De nouvelles idées pour réformer la formation en profondeur

Par , le 16/07/2013

Alors que la question de la formation professionnelle était au programme de la deuxième Conférence sociale les 20 et 21 juin 2013, les idées se multiplient pour la réformer durablement. Parmi elles figurent celles de l’association Entreprise et Personnel (E & P) qui propose sa redéfinition complète, tant dans l’organisation que le financement.

Les différents secteurs de la formation professionnelle

Réforme de la formation

Au cœur des débats depuis plusieurs mois, la formation professionnelle n’a pas fini de parler d’elle. Si tout le monde s’entend pour reconnaître la nécessité de réformer ce domaine lié à la vie d’entreprise, les façons de procéder font l’objet de nombreux avis.
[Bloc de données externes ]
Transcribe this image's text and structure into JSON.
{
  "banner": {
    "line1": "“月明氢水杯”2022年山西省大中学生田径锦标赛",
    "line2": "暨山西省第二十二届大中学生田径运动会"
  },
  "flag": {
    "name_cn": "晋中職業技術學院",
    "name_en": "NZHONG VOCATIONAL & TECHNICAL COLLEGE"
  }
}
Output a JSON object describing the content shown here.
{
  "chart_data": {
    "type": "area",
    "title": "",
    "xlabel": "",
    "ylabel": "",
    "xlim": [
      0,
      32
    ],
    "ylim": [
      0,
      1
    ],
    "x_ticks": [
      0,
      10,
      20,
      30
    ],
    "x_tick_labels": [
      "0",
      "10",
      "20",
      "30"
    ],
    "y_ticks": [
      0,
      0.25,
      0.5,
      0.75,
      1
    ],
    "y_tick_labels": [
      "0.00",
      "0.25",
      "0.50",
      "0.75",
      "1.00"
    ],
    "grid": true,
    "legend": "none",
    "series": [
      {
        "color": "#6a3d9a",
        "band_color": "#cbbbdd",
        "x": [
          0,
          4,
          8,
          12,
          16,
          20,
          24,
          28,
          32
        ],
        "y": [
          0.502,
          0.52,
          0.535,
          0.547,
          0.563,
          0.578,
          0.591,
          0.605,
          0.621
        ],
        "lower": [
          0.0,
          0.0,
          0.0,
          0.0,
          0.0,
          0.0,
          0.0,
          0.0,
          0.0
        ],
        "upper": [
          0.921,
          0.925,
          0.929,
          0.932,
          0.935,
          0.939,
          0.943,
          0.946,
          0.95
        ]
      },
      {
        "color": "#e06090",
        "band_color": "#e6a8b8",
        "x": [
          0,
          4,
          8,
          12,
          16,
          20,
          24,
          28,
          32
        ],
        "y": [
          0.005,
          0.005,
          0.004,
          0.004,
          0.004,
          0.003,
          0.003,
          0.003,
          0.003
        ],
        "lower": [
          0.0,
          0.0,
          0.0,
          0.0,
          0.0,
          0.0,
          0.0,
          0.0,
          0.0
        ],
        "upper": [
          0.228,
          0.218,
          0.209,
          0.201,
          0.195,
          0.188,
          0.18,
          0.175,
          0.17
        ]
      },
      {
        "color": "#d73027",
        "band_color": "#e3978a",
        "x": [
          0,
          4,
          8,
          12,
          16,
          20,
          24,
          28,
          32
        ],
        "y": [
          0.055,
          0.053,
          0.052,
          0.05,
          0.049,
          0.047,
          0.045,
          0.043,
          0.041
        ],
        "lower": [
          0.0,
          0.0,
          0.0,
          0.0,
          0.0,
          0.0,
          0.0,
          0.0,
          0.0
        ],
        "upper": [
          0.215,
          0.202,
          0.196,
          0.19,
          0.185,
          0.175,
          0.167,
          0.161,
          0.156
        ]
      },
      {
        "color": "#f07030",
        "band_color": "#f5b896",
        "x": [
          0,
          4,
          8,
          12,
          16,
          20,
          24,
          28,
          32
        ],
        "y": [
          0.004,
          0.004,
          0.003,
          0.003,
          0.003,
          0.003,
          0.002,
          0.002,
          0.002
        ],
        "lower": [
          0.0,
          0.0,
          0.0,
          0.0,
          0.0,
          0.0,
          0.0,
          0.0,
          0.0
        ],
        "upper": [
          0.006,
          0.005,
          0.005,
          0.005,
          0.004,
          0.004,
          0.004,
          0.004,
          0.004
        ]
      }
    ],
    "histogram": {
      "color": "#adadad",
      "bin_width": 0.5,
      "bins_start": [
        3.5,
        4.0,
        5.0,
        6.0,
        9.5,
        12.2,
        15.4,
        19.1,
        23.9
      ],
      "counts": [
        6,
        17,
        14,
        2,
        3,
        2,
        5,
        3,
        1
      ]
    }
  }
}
Dernier en date, celui de l’association E & P qui rassemble plus de 110 sociétés. Celle-ci a rédigé une note rendue publique le 18 juin, après un mois d’échange avec les responsables RH de grandes entreprises.

Dans son rapport, l’association met d’abord en avant les différentes sources de formation, nécessitant un traitement tout aussi multiple. Ainsi, la première proposition est de prendre en compte toutes les formes d’apprentissage en usage dans l’entreprise, à commencer par la formation « au fil de l’eau ». Réalisée au cœur de chaque structure, elle utilise les ressources de nombreux services. 

E & P discerne également l’employabilité externe de l’employabilité interne. Alors que cette dernière sert les sociétés en développant les capacités et connaissances des salariés, la première présente une vision plus large, dépassant le cadre de l’entreprise au profit d’une adaptabilité des compétences aux besoins actuels et futurs sur le marché de l’emploi. Cela conduit inévitablement à la question du financement, autre source de débat.

Des financements à répartir suivant les types de formations pour E & P

En définissant chaque secteur de la formation, l’association met aussi en avant la question de leur financement en ouvrant de nouvelles pistes. Ainsi, E & P dévoile plusieurs propositions mêlant aides et co-investissements.

Pour les formations servant la compétitivité des entreprises, c’est notamment le crédit d’impôt qui est évoqué, au profit des entreprises participant à cet effort. L’intérêt général, matérialisé par des sessions de formation en lien avec les métiers porteurs ou encore les contrats d’apprentissage et d’alternance, devrait envisager la mutualisation des efforts financiers. Enfin, l’idée d’une participation en temps ou en argent des salariés pour des formations plus individuelles, par exemple dans le cadre du nouveau compte personnel de formation désormais créé, est la dernière piste proposée. 

Derrières ces avis, c’est aussi, pour l’association, l’idée d’une évolution qui passe par un soutien aux différents organes de l’entreprise et services extérieurs chargés d’orienter chaque individu dans les choix de formation. Un juste équilibre qui reste, sans nul doute, encore à trouver.